Drôle de métier! « Guerre du Golfe : question de taille »
Des histoires de reporter qu’on adore se raconter entre nous mais qu’on ne publie jamais. Ratages, bourdes, coup de veine ou de malchance, situations ridicules voire grotesques, reporters désespérés, perdus, ou sauvés in-extrémis. Oups! Chef, j’ai glissé… Allez, on vous dit tout!
Le grand reporter part à la guerre . Son patron lui souhaite bonne chance. Poignée de main virile, émotion réelle mais dominée. Scène émouvante et obligatoire pour film sur le journalisme de guerre. Je me fais ce petit cinéma dans la tête en apprenant que le directeur de France-Soir veut me voir avant mon départ pour l’Arabie saoudite. Certes, l’homme est l’un de ces pâles apparatchiks de la presse, carriéristes sans relief placés là pour « tenir » les rédactions et veiller à la dépense. Mais les circonstances sont exceptionnelles.
Nous sommes en janvier 1991. On attend pour bientôt l’offensive terrestre de l’opération Desert storm, la Tempête du désert. Les armées de la coalition dominée par les Etats-Unis sont sur le point de chasser du Koweït les troupes de Saddam Hussein, le dictateur irakien qui a envahi l’émirat en août de l’année précédente.
Je suis chargé d’aller relever l’envoyé spécial du journal, qui souhaite rentrer. La perspective de couvrir cette guerre est enthousiasmante, malgré les risques. L’armée française, partie prenante du conflit, a envoyé un message aux rédactions pour conseiller vivement aux reporters de se munir d’un masque et d’une combinaison NBC – Nucléaire, Bactériologique et Chimique – très ajustée, hermétique, indispensable notamment contre les gaz de combat. Mon prédécesseur en avait d’ailleurs emporté une, mais il mesure… dix centimètres de moins que moi.

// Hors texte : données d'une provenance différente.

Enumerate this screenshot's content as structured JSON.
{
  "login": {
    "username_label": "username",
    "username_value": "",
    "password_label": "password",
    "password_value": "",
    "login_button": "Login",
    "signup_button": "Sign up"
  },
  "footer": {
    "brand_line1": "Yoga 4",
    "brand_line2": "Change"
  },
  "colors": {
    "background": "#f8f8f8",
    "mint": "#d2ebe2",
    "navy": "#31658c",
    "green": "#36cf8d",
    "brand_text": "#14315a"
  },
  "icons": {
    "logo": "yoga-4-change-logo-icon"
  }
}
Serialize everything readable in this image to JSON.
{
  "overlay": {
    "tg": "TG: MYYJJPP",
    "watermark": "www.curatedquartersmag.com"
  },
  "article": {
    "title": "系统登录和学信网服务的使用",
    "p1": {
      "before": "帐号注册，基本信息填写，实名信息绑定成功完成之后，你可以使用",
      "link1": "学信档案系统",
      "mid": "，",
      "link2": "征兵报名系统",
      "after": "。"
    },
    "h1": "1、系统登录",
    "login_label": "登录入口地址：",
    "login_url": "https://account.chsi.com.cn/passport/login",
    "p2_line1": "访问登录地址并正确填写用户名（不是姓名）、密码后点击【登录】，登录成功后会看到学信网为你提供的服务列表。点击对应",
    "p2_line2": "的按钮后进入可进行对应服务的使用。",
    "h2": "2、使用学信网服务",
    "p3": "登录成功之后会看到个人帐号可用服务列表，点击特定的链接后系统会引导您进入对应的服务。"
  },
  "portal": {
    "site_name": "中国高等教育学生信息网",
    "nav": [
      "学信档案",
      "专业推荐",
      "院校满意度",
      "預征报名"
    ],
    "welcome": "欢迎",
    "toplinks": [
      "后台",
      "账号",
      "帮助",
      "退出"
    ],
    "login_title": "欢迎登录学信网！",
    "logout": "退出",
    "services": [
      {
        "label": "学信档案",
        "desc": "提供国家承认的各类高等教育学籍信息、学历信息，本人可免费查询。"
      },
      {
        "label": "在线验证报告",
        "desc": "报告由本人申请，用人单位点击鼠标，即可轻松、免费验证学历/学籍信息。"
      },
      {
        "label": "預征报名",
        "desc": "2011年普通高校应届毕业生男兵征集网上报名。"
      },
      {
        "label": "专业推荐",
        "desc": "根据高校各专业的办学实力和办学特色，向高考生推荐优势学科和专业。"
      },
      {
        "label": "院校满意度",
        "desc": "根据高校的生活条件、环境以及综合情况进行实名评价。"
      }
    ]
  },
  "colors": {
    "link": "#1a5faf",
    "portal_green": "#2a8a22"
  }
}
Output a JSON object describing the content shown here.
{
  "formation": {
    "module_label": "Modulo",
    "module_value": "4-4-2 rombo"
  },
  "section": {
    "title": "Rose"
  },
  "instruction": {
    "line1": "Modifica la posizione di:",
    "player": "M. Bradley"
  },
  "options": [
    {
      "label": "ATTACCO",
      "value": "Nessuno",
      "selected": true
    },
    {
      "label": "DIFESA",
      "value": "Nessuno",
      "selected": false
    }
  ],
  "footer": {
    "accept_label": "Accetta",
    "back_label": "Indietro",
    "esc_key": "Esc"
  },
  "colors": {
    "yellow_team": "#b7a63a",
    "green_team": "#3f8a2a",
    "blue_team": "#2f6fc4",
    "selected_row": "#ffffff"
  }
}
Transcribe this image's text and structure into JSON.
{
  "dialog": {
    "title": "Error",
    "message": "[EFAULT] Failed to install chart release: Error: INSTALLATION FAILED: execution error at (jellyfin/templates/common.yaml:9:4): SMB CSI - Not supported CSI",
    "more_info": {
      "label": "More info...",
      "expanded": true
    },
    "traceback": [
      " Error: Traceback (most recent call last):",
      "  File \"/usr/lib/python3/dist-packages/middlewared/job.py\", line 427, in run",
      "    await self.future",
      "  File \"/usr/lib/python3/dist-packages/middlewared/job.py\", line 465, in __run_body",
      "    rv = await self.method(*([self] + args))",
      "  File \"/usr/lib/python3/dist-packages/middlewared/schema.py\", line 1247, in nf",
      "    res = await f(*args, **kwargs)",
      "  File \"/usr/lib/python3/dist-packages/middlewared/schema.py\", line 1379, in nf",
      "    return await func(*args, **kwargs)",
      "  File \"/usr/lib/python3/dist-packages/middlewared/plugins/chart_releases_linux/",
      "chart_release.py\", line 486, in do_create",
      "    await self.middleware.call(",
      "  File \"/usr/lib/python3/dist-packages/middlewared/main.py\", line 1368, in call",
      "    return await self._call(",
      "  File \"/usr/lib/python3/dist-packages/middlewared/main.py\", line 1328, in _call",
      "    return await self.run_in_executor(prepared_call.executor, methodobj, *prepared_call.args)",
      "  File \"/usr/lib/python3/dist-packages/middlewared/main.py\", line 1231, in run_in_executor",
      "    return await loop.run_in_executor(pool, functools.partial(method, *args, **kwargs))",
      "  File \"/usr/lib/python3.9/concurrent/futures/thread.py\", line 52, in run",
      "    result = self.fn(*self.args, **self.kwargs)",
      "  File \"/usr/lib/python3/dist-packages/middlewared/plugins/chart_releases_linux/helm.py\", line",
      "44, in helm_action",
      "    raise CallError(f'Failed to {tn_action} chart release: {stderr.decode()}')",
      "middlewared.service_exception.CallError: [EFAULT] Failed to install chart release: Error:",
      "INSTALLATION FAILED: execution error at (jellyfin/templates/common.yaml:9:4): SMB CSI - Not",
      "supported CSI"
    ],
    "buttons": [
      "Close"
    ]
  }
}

Un autre journaliste de France-Soir étant parti avec les forces françaises, je dois aller du côté américain. J’ai prévu d’enfreindre les consignes de l’armée US, qui interdit le terrain aux reporters qui ne sont pas intégrés dans ses troupes dans des « pools » dont les articles seront transmis à l’arrière par l’armée américaine, seront libres de droit et pourront être reproduit par n’importe quel média dans le monde. Le directeur du journal a décidé d’ignorer la règle. Les Américains ont prévenu : tout journaliste non accrédité surpris en zone de combat risque de se faire tirer dessus.
Prêt pour l’aventure, je pénètre dans le bureau directorial réconforté par l’idée que, dans les grands moments, l’homme se révèle derrière le chef bureaucrate.
Lequel voulait seulement me poser une question :
« Vous avez vraiment besoin d’une combinaison anti-chimique à votre taille ? C’est drôlement cher ! Vous ne pourriez pas prendre celle … de votre confrère ? ».
Épilogue : j’ai quand même obtenu une combinaison à ma taille. Saddam n’a pas utilisé les gaz. Et un hélicoptère américain qui faisait des ronds autour de ma voiture a finalement décidé de ne pas me tirer dessus.